“We aren't spending enough time thinking about the implications of recursive self-improvement,” James Baker said, framing the danger he believes intelligent systems pose to existing institutions.
James Baker joins Anthropic as “strategist-in-residence”
James Baker, who led the Defense Department’s Office of Net Assessment from 2015 to 2025, has taken a role at AI company Anthropic as a “strategist-in-residence.” Anthropic announced Baker will lead analysis of how artificial intelligence is reshaping U.S. institutions and the trajectory of U.S.–China competition. Baker told Defense One that his move reflects a judgment that adapting to AI is a “multi-decade structural—even civilizational—problem.”
ONA’s lineage: Andrew Marshall, forecasting, and a 2016 study
The Office of Net Assessment (ONA) was established in 1973 by Andrew Marshall and long operated as what Defense One describes as the “Pentagon’s Think Tank.” The office took a data-driven, “system-of-systems” approach to forecasting long-term trends across human activity — for example, how technology development could reshape military affairs and labor. ONA historically warned that information technology would speed warfare and broaden access to precise cyber and electromagnetic effects, prompting rethinking of force structure and acquisition reform.
In its last decade ONA focused increasing attention on artificial intelligence. A 2016 summary study — which informed a 2017 unclassified Belfer Center examination — described a “Cambrian explosion” in robotics and AI that would make warfare cheaper and faster and undercut the advantage of costly “exquisite platforms,” naming $90 million jets as an example. Defense One notes that trend’s apparent manifestation today in Ukraine, where a smaller force has used drones to strike expensive Russian naval and air-defense assets.

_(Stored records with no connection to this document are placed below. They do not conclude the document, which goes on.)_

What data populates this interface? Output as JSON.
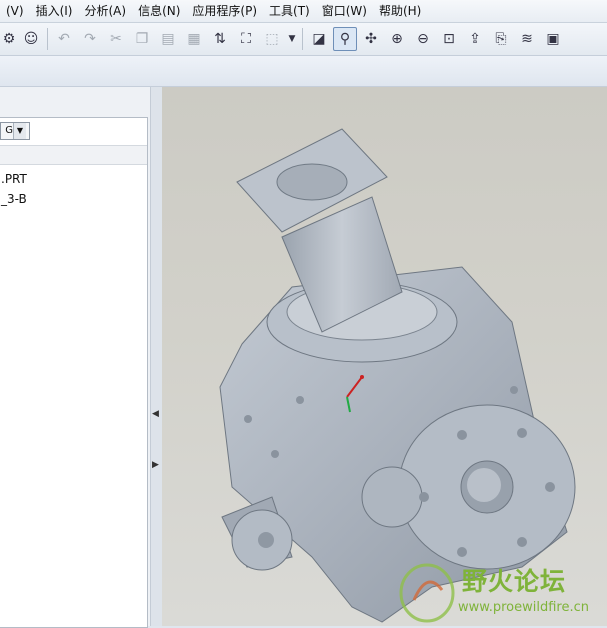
{
  "menu": {
    "items": [
      "(V)",
      "插入(I)",
      "分析(A)",
      "信息(N)",
      "应用程序(P)",
      "工具(T)",
      "窗口(W)",
      "帮助(H)"
    ]
  },
  "toolbar": {
    "icons": [
      "mapkey-icon",
      "undo-icon",
      "redo-icon",
      "cut-icon",
      "copy-icon",
      "paste-icon",
      "paste-special-icon",
      "regenerate-icon",
      "find-icon",
      "select-box-icon",
      "dropdown-arrow-icon",
      "named-view-icon",
      "spin-center-icon",
      "orient-icon",
      "zoom-in-icon",
      "zoom-out-icon",
      "refit-icon",
      "reorient-icon",
      "annotation-icon",
      "layers-icon",
      "repaint-icon"
    ]
  },
  "model_tree": {
    "dropdown_value": "G",
    "items": [
      ".PRT",
      "_3-B"
    ]
  },
  "watermark": {
    "title": "野火论坛",
    "url": "www.proewildfire.cn"
  },
  "colors": {
    "model_body": "#a9b1bc",
    "viewport_bg": "#cfcec7",
    "watermark_green": "#7fb33a"
  }
}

Defense Department reorganization, ONA’s closure, and partial reinstatement
ONA’s future has been unsettled. Baker left the office in 2025 after it was temporarily closed by the Trump administration. The Defense Department shuttered ONA last March, saying the move refocused personnel as “another step in a series of cuts to Defense Department basic research beyond applications for specific weapons and technologies.” A Pentagon spokesperson said the reorganization was intended to let the department better address “pressing national security challenges,” but offered no further explanation. In October the department reinstated a downgraded version of ONA.
Anthropic, Mythos, and the White House supply-chain designation
This March the White House designated Anthropic a supply-chain risk, a move the source links to a disagreement between current Defense Department leadership and the company over safe deployment of Anthropic models. In April Anthropic said it would limit release of a new tool called Mythos to a handful of federal agencies and corporate partners to help the company surface vulnerabilities it might otherwise miss. Defense One reports that the number of new vulnerabilities logged in the National Vulnerability Database nearly doubled “this month.”
What this means for technologists, policymakers, and military leaders
- Technologists and security teams: Anthropic’s limited Mythos rollout and the spike in NVD entries signal active discovery and disclosure of vulnerabilities; engineering teams will face pressure to validate models and tools with tightly scoped pilots rather than broad public releases.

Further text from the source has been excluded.